Beyond their running, Turnbull said, is an appreciation for how they have affected the Summit culture for four years. They are currently both involved in the Thunder Pageant, a fund-raising initiative sponsored by the school that is raising money to help pay medical expenses for a local boy named Tytan Neff, an 11-year-old cancer patient.

The girls are also musicians, nordic skiers and writers, like their parents.

“It’s hard to find anything they can’t do,” Turnbull said. “If they’re not the Twin Towers of Bend, they’re the Twin Powers. They are so powerful.”

fiandiz

This week, Fiona and Izzy will compete at The Armory for the first time at New Balance Nationals Indoor. Fellow senior, teammate and friend Azza Borovicka Swanson is coming on the trip with them. It’ll be her first time in New York City.

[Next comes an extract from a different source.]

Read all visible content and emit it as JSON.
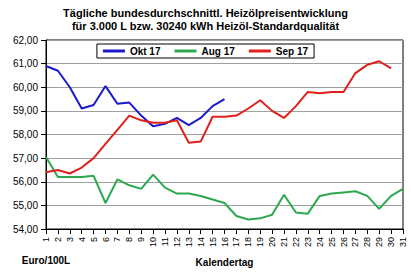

The twins have made yearly visits to the city. They know their way around. They know the subway system and the sidewalk vendors selling roasted nuts and what it’s like to run in Central Park.

“One of our favorite places is the NEUE Gallerie museum,” Fiona said. “It’s recovered artwork from Germany and Austria. It’s in a little house off of Central Park. And you can end (your tour) at this decadent café.

“You also can’t ignore runs in Central Park. It’s my 100 percent favorite thing – to run in Central Park. I can’t pretend that I don’t love living in Bend and looking out at the mountains, but it’s this whole other experience in running – the city joggers and marathon training groups.”

Going to New York and competing this week – Coronavirus be damned – feels extra special.

“To me, it feels like two worlds are colliding,” Izzy said. “It’s coming to this perfect zenith in senior year. It feels like the best of two worlds. We’ve always seen New York as a place where you go to make your career and learn more about yourself, whether you like it or not. And now this other world is wrapped into our track season.”

In a sense, it’s also a return to where things started. Twins with anchors buried in the Manhattan schist as well as the Bend lava.

It’s an origin story they’ve heard repeated many times, perhaps like many others in the Class of 2020.

“We tell them everything,” Kevin said. “It is a part of their narrative.”